O cineasta irlandês Terry George começou a carreira escrevendo roteiros. Por trás das câmeras, o diretor se especializou em filmes históricos com forte veia crítica e violentas cenas de ação.

Estrelado por Oscar Isaac, Ana Khesarian e Christian Bale, A Promessa narra os enlaces passionais de um triângulo amoroso durante o massacre que dizimou 1.5 milhão de armênios, em 1915, durante a Primeira Guerra Mundial. O genocídio, promovido pelos turcos, encontra paralelo trágico na história da carnificina promovida pelo Nazismo na Segunda Guerra. 

O filme começa num vilarejo armênio no sul da Turquia, com o botânico Mikael Boghosian (Oscar Isaac) preso a uma promessa de casamento, mas parte de sua pequena vila interiorana para a cosmopolita Constantinopla, para aprofundar seu conhecimento em uma escola de medicina. Mas os ares da modernidade boêmia e o convite ao prazer da grande metrópole (hoje Istambul) irão levar este apaixonado estudante de medicina para os braços da bela jovem Ana (Charlotte Le Bon), recém-chegada de Paris.

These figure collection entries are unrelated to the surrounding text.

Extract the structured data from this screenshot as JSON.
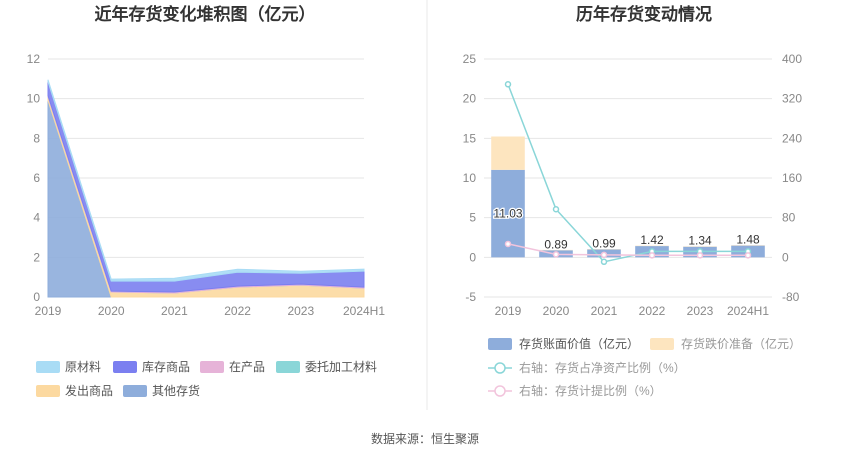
{
  "source_note": "数据来源：恒生聚源",
  "chart_data": [
    {
      "type": "area",
      "stacked": true,
      "title": "近年存货变化堆积图（亿元）",
      "categories": [
        "2019",
        "2020",
        "2021",
        "2022",
        "2023",
        "2024H1"
      ],
      "ylim": [
        0,
        12
      ],
      "yticks": [
        "0",
        "2",
        "4",
        "6",
        "8",
        "10",
        "12"
      ],
      "grid": true,
      "legend_position": "bottom",
      "series": [
        {
          "name": "其他存货",
          "color": "#8eaddb",
          "values": [
            9.9,
            0.0,
            0.0,
            0.0,
            0.0,
            0.0
          ]
        },
        {
          "name": "发出商品",
          "color": "#fcd9a0",
          "values": [
            0.2,
            0.25,
            0.2,
            0.5,
            0.6,
            0.45
          ]
        },
        {
          "name": "委托加工材料",
          "color": "#8ad6d8",
          "values": [
            0.0,
            0.0,
            0.0,
            0.0,
            0.0,
            0.0
          ]
        },
        {
          "name": "在产品",
          "color": "#e6b3d8",
          "values": [
            0.05,
            0.05,
            0.05,
            0.05,
            0.05,
            0.05
          ]
        },
        {
          "name": "库存商品",
          "color": "#7b7ff0",
          "values": [
            0.7,
            0.5,
            0.55,
            0.7,
            0.55,
            0.8
          ]
        },
        {
          "name": "原材料",
          "color": "#a9dcf5",
          "values": [
            0.1,
            0.1,
            0.15,
            0.15,
            0.1,
            0.1
          ]
        }
      ],
      "legend_order": [
        "原材料",
        "库存商品",
        "在产品",
        "委托加工材料",
        "发出商品",
        "其他存货"
      ]
    },
    {
      "type": "bar",
      "title": "历年存货变动情况",
      "categories": [
        "2019",
        "2020",
        "2021",
        "2022",
        "2023",
        "2024H1"
      ],
      "ylim": [
        -5,
        25
      ],
      "yticks": [
        "-5",
        "0",
        "5",
        "10",
        "15",
        "20",
        "25"
      ],
      "y2lim": [
        -80,
        400
      ],
      "y2ticks": [
        "-80",
        "0",
        "80",
        "160",
        "240",
        "320",
        "400"
      ],
      "grid": true,
      "legend_position": "bottom",
      "series": [
        {
          "name": "存货账面价值（亿元）",
          "type": "bar",
          "stack": "a",
          "axis": "left",
          "color": "#8eaddb",
          "values": [
            11.03,
            0.89,
            0.99,
            1.42,
            1.34,
            1.48
          ],
          "labels": [
            "11.03",
            "0.89",
            "0.99",
            "1.42",
            "1.34",
            "1.48"
          ]
        },
        {
          "name": "存货跌价准备（亿元）",
          "type": "bar",
          "stack": "a",
          "axis": "left",
          "color": "#fde5bf",
          "values": [
            4.2,
            0.05,
            0.05,
            0.05,
            0.05,
            0.05
          ]
        },
        {
          "name": "右轴：存货占净资产比例（%）",
          "type": "line",
          "axis": "right",
          "color": "#8ad6d8",
          "values": [
            349,
            97,
            -9,
            12,
            12,
            12
          ]
        },
        {
          "name": "右轴：存货计提比例（%）",
          "type": "line",
          "axis": "right",
          "color": "#f2c4dc",
          "values": [
            27,
            6,
            5,
            4,
            4,
            4
          ]
        }
      ]
    }
  ]
}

Mikael passa a ver o mundo através dos olhos vividos de Ana e um fotojornalista Chris Myers (Christian Bale). A inevitável sedução que se segue forma um triângulo amoroso às portas da Primeira Guerra Mundial quando ninguém imaginaria os horrores que se seguiriam.

Conflito histórico

Bem amarrada, a trama desse trio de amantes conduzidos pelos dramas desse denso conflito político, questões morais e éticas, rasteiras do destino e boa dose de atração, traição e mentiras sinceras.

Cada um dos atores de maneira distinta desempenha um ótimo papel traçando a personalidade das respectivas composições. Eles são fundamentais para ajudar o público a se importar com aqueles personagens e a sentir um pouco daquela dor e um pouco daquela paixão.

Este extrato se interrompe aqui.